Sometimes a physiotherapist will find themselves in a social situation that involves their patients. As a PT, your children may attend the same school as your patient, your patient might live in your neighbourhood, or attend the same gym that you do. In these circumstances socializing may be unavoidable. What is important is how you manage the situation and the potential for a boundary crossing. Physiotherapists must set limits (boundaries) when they see a person both inside and outside of the clinical environment. This creates a safe place for the patient and prioritizes their care.
Boundaries are limits that establish identity, maintain privacy, avoid entanglement and allow for safe and professional interactions. Boundaries are the invisible lines that are drawn to help define roles and interactions in relationships. When these lines are crossed, negative consequences may result. According to the College’s Boundaries and Sexual Abuse Standard, the physiotherapist’s responsibility is to always act in the patient’s best interest and manage the boundaries within the therapeutic relationship.
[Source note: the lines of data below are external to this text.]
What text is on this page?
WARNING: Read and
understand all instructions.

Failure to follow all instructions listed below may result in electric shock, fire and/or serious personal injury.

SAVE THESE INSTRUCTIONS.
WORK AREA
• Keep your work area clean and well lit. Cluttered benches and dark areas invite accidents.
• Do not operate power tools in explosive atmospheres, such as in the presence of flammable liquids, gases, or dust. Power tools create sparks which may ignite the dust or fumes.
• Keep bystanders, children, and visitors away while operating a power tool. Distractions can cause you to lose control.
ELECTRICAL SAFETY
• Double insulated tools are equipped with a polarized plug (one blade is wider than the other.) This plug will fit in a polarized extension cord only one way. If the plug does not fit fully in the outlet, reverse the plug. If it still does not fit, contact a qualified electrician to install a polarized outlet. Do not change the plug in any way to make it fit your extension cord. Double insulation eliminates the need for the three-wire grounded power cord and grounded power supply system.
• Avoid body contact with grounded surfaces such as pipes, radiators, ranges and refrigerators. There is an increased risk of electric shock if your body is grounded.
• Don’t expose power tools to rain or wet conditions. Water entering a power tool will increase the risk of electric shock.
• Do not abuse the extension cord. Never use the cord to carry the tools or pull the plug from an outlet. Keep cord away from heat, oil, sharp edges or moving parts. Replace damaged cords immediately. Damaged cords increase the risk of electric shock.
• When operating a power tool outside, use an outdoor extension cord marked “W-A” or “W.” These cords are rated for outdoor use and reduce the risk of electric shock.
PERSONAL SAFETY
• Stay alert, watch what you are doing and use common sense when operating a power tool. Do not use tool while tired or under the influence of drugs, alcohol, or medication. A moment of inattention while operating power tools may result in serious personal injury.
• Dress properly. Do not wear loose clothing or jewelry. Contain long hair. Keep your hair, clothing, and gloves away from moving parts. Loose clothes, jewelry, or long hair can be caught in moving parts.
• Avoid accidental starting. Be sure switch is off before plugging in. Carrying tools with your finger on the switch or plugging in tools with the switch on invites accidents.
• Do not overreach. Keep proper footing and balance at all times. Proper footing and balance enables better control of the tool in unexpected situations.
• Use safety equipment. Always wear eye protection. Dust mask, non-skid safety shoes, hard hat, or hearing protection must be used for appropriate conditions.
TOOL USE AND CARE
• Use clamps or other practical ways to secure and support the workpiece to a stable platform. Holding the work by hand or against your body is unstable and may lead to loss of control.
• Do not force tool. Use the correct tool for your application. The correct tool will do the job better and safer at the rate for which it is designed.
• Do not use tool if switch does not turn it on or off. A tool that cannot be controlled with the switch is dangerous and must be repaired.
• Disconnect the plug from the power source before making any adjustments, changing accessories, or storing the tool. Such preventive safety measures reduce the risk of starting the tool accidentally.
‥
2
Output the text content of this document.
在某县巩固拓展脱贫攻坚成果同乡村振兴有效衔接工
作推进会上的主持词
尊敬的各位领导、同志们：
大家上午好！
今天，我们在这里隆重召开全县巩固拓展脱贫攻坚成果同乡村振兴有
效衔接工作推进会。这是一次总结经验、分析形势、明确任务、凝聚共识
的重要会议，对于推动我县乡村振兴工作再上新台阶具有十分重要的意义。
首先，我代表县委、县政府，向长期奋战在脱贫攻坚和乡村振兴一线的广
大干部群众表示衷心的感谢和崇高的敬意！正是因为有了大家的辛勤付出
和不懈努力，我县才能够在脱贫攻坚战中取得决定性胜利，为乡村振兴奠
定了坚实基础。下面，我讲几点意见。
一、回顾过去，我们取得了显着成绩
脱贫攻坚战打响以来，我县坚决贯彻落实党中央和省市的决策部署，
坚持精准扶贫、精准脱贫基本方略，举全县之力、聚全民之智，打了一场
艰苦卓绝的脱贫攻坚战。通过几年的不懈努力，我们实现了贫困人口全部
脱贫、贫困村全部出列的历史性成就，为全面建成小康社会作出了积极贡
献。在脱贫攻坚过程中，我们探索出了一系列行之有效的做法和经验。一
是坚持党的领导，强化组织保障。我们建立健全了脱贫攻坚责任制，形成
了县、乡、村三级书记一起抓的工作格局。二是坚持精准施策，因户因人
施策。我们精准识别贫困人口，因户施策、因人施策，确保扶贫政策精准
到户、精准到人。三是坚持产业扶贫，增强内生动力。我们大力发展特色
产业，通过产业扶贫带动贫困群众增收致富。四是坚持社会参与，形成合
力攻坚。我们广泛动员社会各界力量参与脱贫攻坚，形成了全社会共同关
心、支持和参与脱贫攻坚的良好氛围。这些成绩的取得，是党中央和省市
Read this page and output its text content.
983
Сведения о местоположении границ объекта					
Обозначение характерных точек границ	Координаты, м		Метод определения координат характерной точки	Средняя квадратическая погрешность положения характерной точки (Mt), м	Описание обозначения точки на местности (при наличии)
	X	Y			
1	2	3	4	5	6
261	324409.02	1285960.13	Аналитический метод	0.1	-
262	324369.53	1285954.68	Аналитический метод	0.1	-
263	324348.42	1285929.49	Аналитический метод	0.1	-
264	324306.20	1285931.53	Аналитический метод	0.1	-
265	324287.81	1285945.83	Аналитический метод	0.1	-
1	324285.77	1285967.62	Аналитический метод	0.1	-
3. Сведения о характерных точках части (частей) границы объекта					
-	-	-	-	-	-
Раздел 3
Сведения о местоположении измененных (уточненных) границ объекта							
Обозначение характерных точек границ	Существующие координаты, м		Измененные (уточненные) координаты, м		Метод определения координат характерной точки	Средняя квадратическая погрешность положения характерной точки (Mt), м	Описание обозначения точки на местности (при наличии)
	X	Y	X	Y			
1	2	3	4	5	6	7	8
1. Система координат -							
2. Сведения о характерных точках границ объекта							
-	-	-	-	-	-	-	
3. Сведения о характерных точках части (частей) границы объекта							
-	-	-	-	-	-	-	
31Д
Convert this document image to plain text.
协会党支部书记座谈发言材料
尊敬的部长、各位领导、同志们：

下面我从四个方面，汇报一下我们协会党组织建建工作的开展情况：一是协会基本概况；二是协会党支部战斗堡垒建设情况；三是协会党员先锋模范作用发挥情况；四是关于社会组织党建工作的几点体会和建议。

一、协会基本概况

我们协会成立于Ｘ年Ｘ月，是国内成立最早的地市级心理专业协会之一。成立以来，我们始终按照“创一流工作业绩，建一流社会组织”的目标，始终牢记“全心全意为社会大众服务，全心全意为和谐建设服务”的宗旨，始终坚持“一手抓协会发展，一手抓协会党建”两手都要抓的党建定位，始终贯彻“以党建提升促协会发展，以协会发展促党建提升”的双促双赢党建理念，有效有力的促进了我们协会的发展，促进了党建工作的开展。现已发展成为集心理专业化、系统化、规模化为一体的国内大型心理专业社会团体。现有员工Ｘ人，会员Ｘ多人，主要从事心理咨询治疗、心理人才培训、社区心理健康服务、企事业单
One of the important risks to note when providing services to a person you interact with both professionally and in-person is that your clinical objectivity may be affected when you assess or treat that person. In this case, knowing this person’s family for example may make the patient feel less comfortable sharing sensitive information with you. Or because of your familiarity with them, you could be tempted to take shortcuts with record keeping or discussing consent for example. Patient confidentiality must be carefully protected as there is risk of accidently breaking confidentiality is higher when you interact with someone both personally and professionally.
Tips:
- Do not discuss patient care topics in non-clinical settings
- Develop strategies to redirect treatment-related questions to the clinic setting and social questions to a personal setting.
For example:
If the patient's injury or condition comes up at the park or a party, be prepared to say something like "I am happy to look at the injury in the clinic at our next treatment session." And if a patient starts to discuss something personal when you are treating them, be prepared to say something like “Let’s chat more about that when I see you at the hockey game on the weekend.”
"I know exactly where my professional boundaries are; they are the four walls of my clinic, and outside of them, I don’t discuss client care, and inside of them, I don’t have personal conversations."
-Reference "Where's the Line" Professional Boundaries in a Therapeutic Relationship.